One of the least successful was providing early retirement to coal workers. Poland, Germany and the Netherlands all provided early retirement to miners. That was expensive and didn’t work out very well. The good thing about oil and gas workers is they are highly skilled.

Removing highly skilled workers from high-wage employment is bad for the workers and bad for the economy. Another Polish program provided a one-time lump-sum payment equal to 24 months of the average salary in the mining sector. That also had poor outcomes for workers and the economy.

So what kind of programs work?

The most basic policy is that oil and gas workers need more time on unemployment insurance. Short periods of EI can force previously high-paid workers into low-wage jobs. Research in Finland by Kyyra and Pesola showed that a longer benefit period increased both wages and the duration of the next job.

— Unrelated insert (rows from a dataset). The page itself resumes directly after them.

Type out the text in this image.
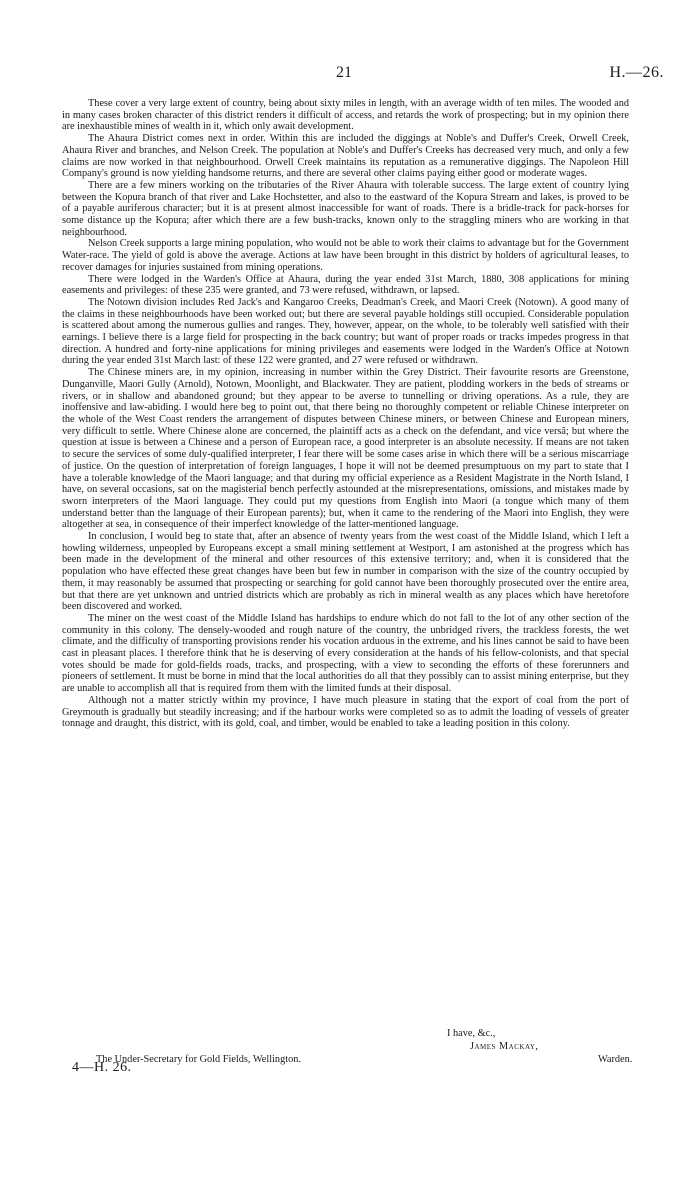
21	H.—26.

These cover a very large extent of country, being about sixty miles in length, with an average width of ten miles. The wooded and in many cases broken character of this district renders it difficult of access, and retards the work of prospecting; but in my opinion there are inexhaustible mines of wealth in it, which only await development.

The Ahaura District comes next in order. Within this are included the diggings at Noble's and Duffer's Creek, Orwell Creek, Ahaura River and branches, and Nelson Creek. The population at Noble's and Duffer's Creeks has decreased very much, and only a few claims are now worked in that neighbourhood. Orwell Creek maintains its reputation as a remunerative diggings. The Napoleon Hill Company's ground is now yielding handsome returns, and there are several other claims paying either good or moderate wages.

There are a few miners working on the tributaries of the River Ahaura with tolerable success. The large extent of country lying between the Kopura branch of that river and Lake Hochstetter, and also to the eastward of the Kopura Stream and lakes, is proved to be of a payable auriferous character; but it is at present almost inaccessible for want of roads. There is a bridle-track for pack-horses for some distance up the Kopura; after which there are a few bush-tracks, known only to the straggling miners who are working in that neighbourhood.

Nelson Creek supports a large mining population, who would not be able to work their claims to advantage but for the Government Water-race. The yield of gold is above the average. Actions at law have been brought in this district by holders of agricultural leases, to recover damages for injuries sustained from mining operations.

There were lodged in the Warden's Office at Ahaura, during the year ended 31st March, 1880, 308 applications for mining easements and privileges: of these 235 were granted, and 73 were refused, withdrawn, or lapsed.

The Notown division includes Red Jack's and Kangaroo Creeks, Deadman's Creek, and Maori Creek (Notown). A good many of the claims in these neighbourhoods have been worked out; but there are several payable holdings still occupied. Considerable population is scattered about among the numerous gullies and ranges. They, however, appear, on the whole, to be tolerably well satisfied with their earnings. I believe there is a large field for prospecting in the back country; but want of proper roads or tracks impedes progress in that direction. A hundred and forty-nine applications for mining privileges and easements were lodged in the Warden's Office at Notown during the year ended 31st March last: of these 122 were granted, and 27 were refused or withdrawn.

The Chinese miners are, in my opinion, increasing in number within the Grey District. Their favourite resorts are Greenstone, Dunganville, Maori Gully (Arnold), Notown, Moonlight, and Blackwater. They are patient, plodding workers in the beds of streams or rivers, or in shallow and abandoned ground; but they appear to be averse to tunnelling or driving operations. As a rule, they are inoffensive and law-abiding. I would here beg to point out, that there being no thoroughly competent or reliable Chinese interpreter on the whole of the West Coast renders the arrangement of disputes between Chinese miners, or between Chinese and European miners, very difficult to settle. Where Chinese alone are concerned, the plaintiff acts as a check on the defendant, and vice versâ; but where the question at issue is between a Chinese and a person of European race, a good interpreter is an absolute necessity. If means are not taken to secure the services of some duly-qualified interpreter, I fear there will be some cases arise in which there will be a serious miscarriage of justice. On the question of interpretation of foreign languages, I hope it will not be deemed presumptuous on my part to state that I have a tolerable knowledge of the Maori language; and that during my official experience as a Resident Magistrate in the North Island, I have, on several occasions, sat on the magisterial bench perfectly astounded at the misrepresentations, omissions, and mistakes made by sworn interpreters of the Maori language. They could put my questions from English into Maori (a tongue which many of them understand better than the language of their European parents); but, when it came to the rendering of the Maori into English, they were altogether at sea, in consequence of their imperfect knowledge of the latter-mentioned language.

In conclusion, I would beg to state that, after an absence of twenty years from the west coast of the Middle Island, which I left a howling wilderness, unpeopled by Europeans except a small mining settlement at Westport, I am astonished at the progress which has been made in the development of the mineral and other resources of this extensive territory; and, when it is considered that the population who have effected these great changes have been but few in number in comparison with the size of the country occupied by them, it may reasonably be assumed that prospecting or searching for gold cannot have been thoroughly prosecuted over the entire area, but that there are yet unknown and untried districts which are probably as rich in mineral wealth as any places which have heretofore been discovered and worked.

The miner on the west coast of the Middle Island has hardships to endure which do not fall to the lot of any other section of the community in this colony. The densely-wooded and rough nature of the country, the unbridged rivers, the trackless forests, the wet climate, and the difficulty of transporting provisions render his vocation arduous in the extreme, and his lines cannot be said to have been cast in pleasant places. I therefore think that he is deserving of every consideration at the hands of his fellow-colonists, and that special votes should be made for gold-fields roads, tracks, and prospecting, with a view to seconding the efforts of these forerunners and pioneers of settlement. It must be borne in mind that the local authorities do all that they possibly can to assist mining enterprise, but they are unable to accomplish all that is required from them with the limited funds at their disposal.

Although not a matter strictly within my province, I have much pleasure in stating that the export of coal from the port of Greymouth is gradually but steadily increasing; and if the harbour works were completed so as to admit the loading of vessels of greater tonnage and draught, this district, with its gold, coal, and timber, would be enabled to take a leading position in this colony.

I have, &c.,
James Mackay,
Warden.
The Under-Secretary for Gold Fields, Wellington.
4—H. 26.
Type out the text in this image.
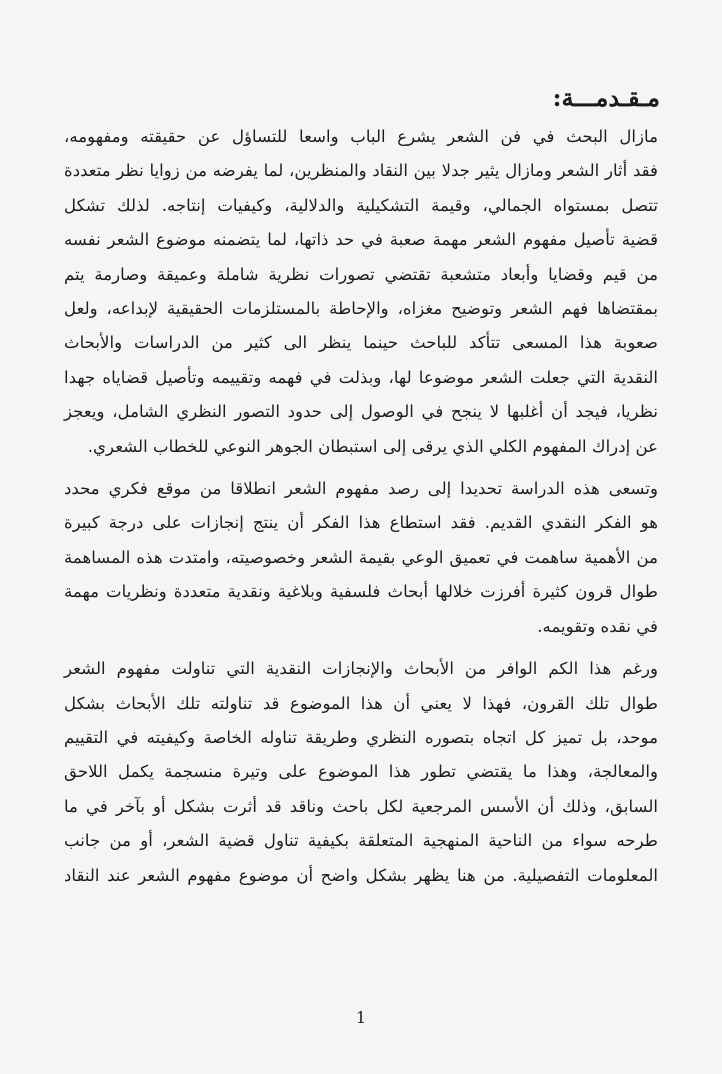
مـقـدمـــة:

مازال البحث في فن الشعر يشرع الباب واسعا للتساؤل عن حقيقته ومفهومه،
فقد أثار الشعر ومازال يثير جدلا بين النقاد والمنظرين، لما يفرضه من زوايا نظر متعددة
تتصل بمستواه الجمالي، وقيمة التشكيلية والدلالية، وكيفيات إنتاجه. لذلك تشكل
قضية تأصيل مفهوم الشعر مهمة صعبة في حد ذاتها، لما يتضمنه موضوع الشعر نفسه
من قيم وقضايا وأبعاد متشعبة تقتضي تصورات نظرية شاملة وعميقة وصارمة يتم
بمقتضاها فهم الشعر وتوضيح مغزاه، والإحاطة بالمستلزمات الحقيقية لإبداعه، ولعل
صعوبة هذا المسعى تتأكد للباحث حينما ينظر الى كثير من الدراسات والأبحاث
النقدية التي جعلت الشعر موضوعا لها، وبذلت في فهمه وتقييمه وتأصيل قضاياه جهدا
نظريا، فيجد أن أغلبها لا ينجح في الوصول إلى حدود التصور النظري الشامل، ويعجز
عن إدراك المفهوم الكلي الذي يرقى إلى استبطان الجوهر النوعي للخطاب الشعري.

وتسعى هذه الدراسة تحديدا إلى رصد مفهوم الشعر انطلاقا من موقع فكري محدد
هو الفكر النقدي القديم. فقد استطاع هذا الفكر أن ينتج إنجازات على درجة كبيرة
من الأهمية ساهمت في تعميق الوعي بقيمة الشعر وخصوصيته، وامتدت هذه المساهمة
طوال قرون كثيرة أفرزت خلالها أبحاث فلسفية وبلاغية ونقدية متعددة ونظريات مهمة
في نقده وتقويمه.

ورغم هذا الكم الوافر من الأبحاث والإنجازات النقدية التي تناولت مفهوم الشعر
طوال تلك القرون، فهذا لا يعني أن هذا الموضوع قد تناولته تلك الأبحاث بشكل
موحد، بل تميز كل اتجاه بتصوره النظري وطريقة تناوله الخاصة وكيفيته في التقييم
والمعالجة، وهذا ما يقتضي تطور هذا الموضوع على وتيرة منسجمة يكمل اللاحق
السابق، وذلك أن الأسس المرجعية لكل باحث وناقد قد أثرت بشكل أو بآخر في ما
طرحه سواء من الناحية المنهجية المتعلقة بكيفية تناول قضية الشعر، أو من جانب
المعلومات التفصيلية. من هنا يظهر بشكل واضح أن موضوع مفهوم الشعر عند النقاد

1
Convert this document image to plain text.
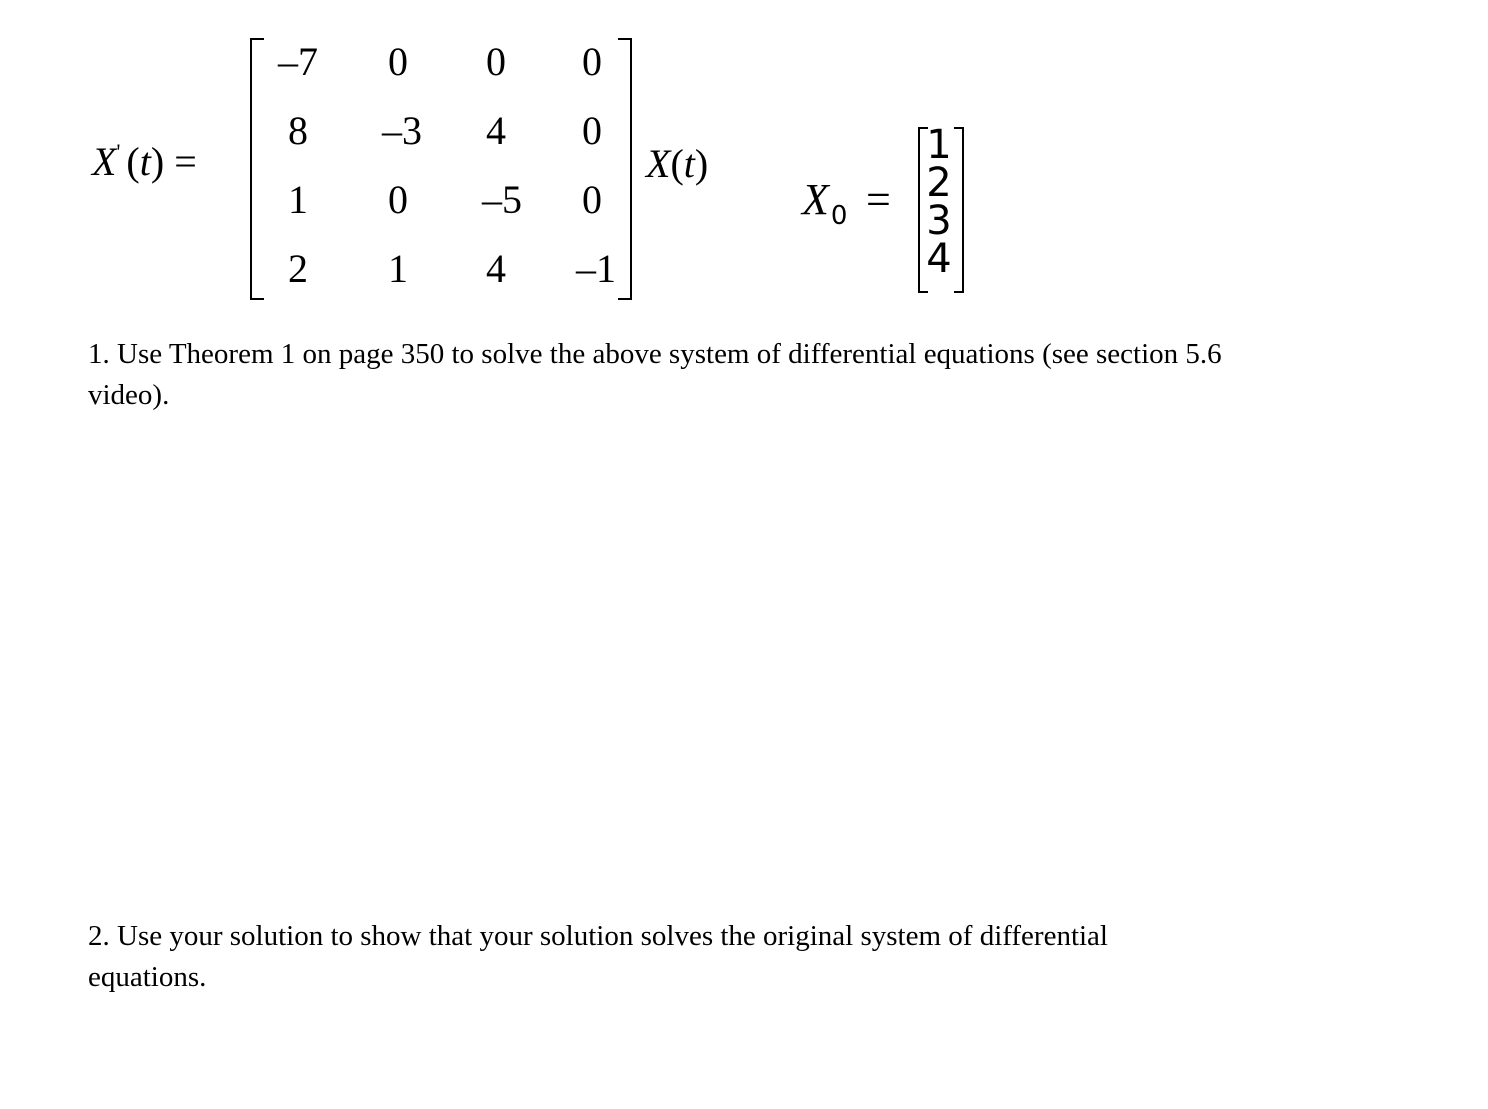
X' (t) =
–7	0	0	0
8	–3	4	0
1	0	–5	0
2	1	4	–1
X(t)
$X_0$ =
1
2
3
4
1. Use Theorem 1 on page 350 to solve the above system of differential equations (see section 5.6 video).
2. Use your solution to show that your solution solves the original system of differential equations.
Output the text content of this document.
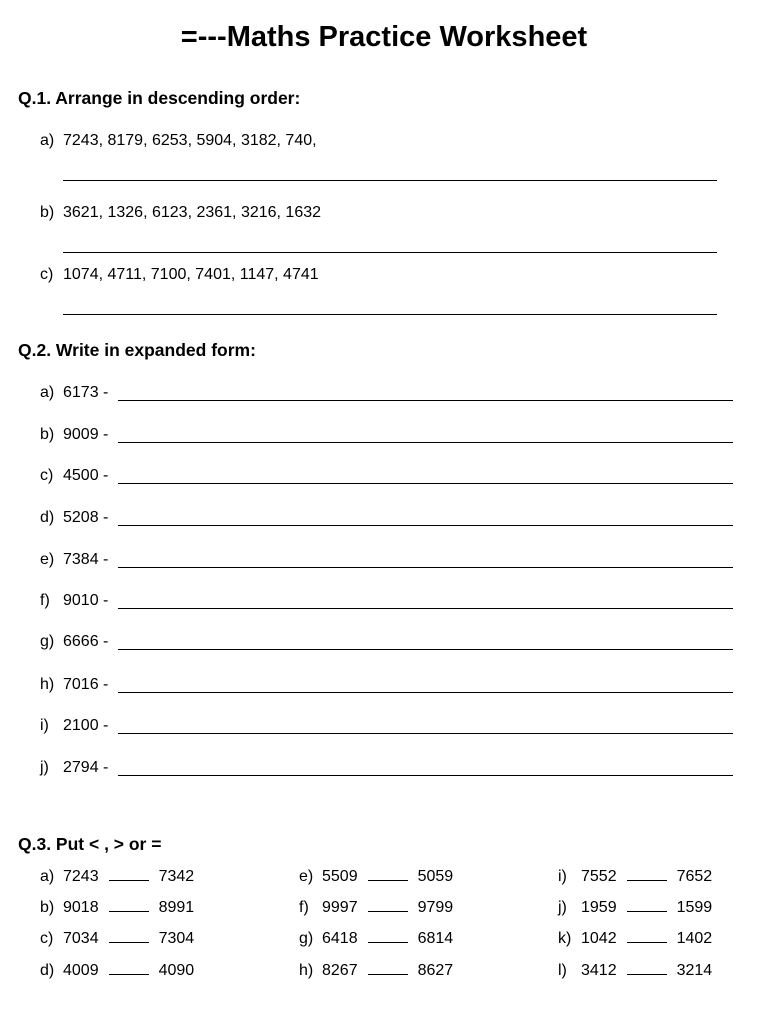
=---Maths Practice Worksheet
Q.1. Arrange in descending order:
a) 7243, 8179, 6253, 5904, 3182, 740,
b) 3621, 1326, 6123, 2361, 3216, 1632
c) 1074, 4711, 7100, 7401, 1147, 4741
Q.2. Write in expanded form:
a) 6173 -
b) 9009 -
c) 4500 -
d) 5208 -
e) 7384 -
f) 9010 -
g) 6666 -
h) 7016 -
i) 2100 -
j) 2794 -
Q.3. Put < , > or =
a) 7243	7342
b) 9018	8991
c) 7034	7304
d) 4009	4090
e) 5509	5059
f) 9997	9799
g) 6418	6814
h) 8267	8627
i) 7552	7652
j) 1959	1599
k) 1042	1402
l) 3412	3214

Work by Caliendo, Tatsiramos and Uhlendorff on German unemployment benefits also showed workers with 12 months unemployment assistance obtained lower paying jobs and held them for shorter periods than workers with 18 months unemployment assistance.

In the US, research by Farooq, Muratori and Kugler demonstrated that longer unemployment benefits meant workers found jobs that better matched their educational achievements and improved the functioning of the labour market.

Another policy to help oil and gas workers is retraining. This includes covering tuition costs and extending EI for the duration of the training.

Some retraining programs are very short. Iron and Earth is a non-profit in Alberta, founded by oil and gas workers in 2016. It operates a 10-day retraining program that prepares oil and gas workers for jobs in the solar or wind energy sector.

Some transitions may require more training, such as a two-year college program. Landon Wilcock, an associate at the Tony Blair Institute for Global Change, calculated that rapid retraining would cost $1.07 billion over the first five years and benefit the economy to the tune of $21.72 billion. A college-length diploma program would cost the federal government $1.71 billion over the first five years and have a positive impact on productivity of $2.02 billion.

The positive impact comes from workers moving to clean energy sector jobs with a greater value per worker. If that sounds expensive, compare it to what Canada spends subsidizing oil and gas. Special tax deductions and direct cash transfers to fossil fuel companies amount to $4.8 billion dollars a year. Compare that to what climate change is costing us. The Canadian Climate Institute estimates that by 2025, 10 years of climate change will have reduced the Canadian GDP by $25 billion dollars.

We can support a just transition for oil workers. We can’t afford the alternatives.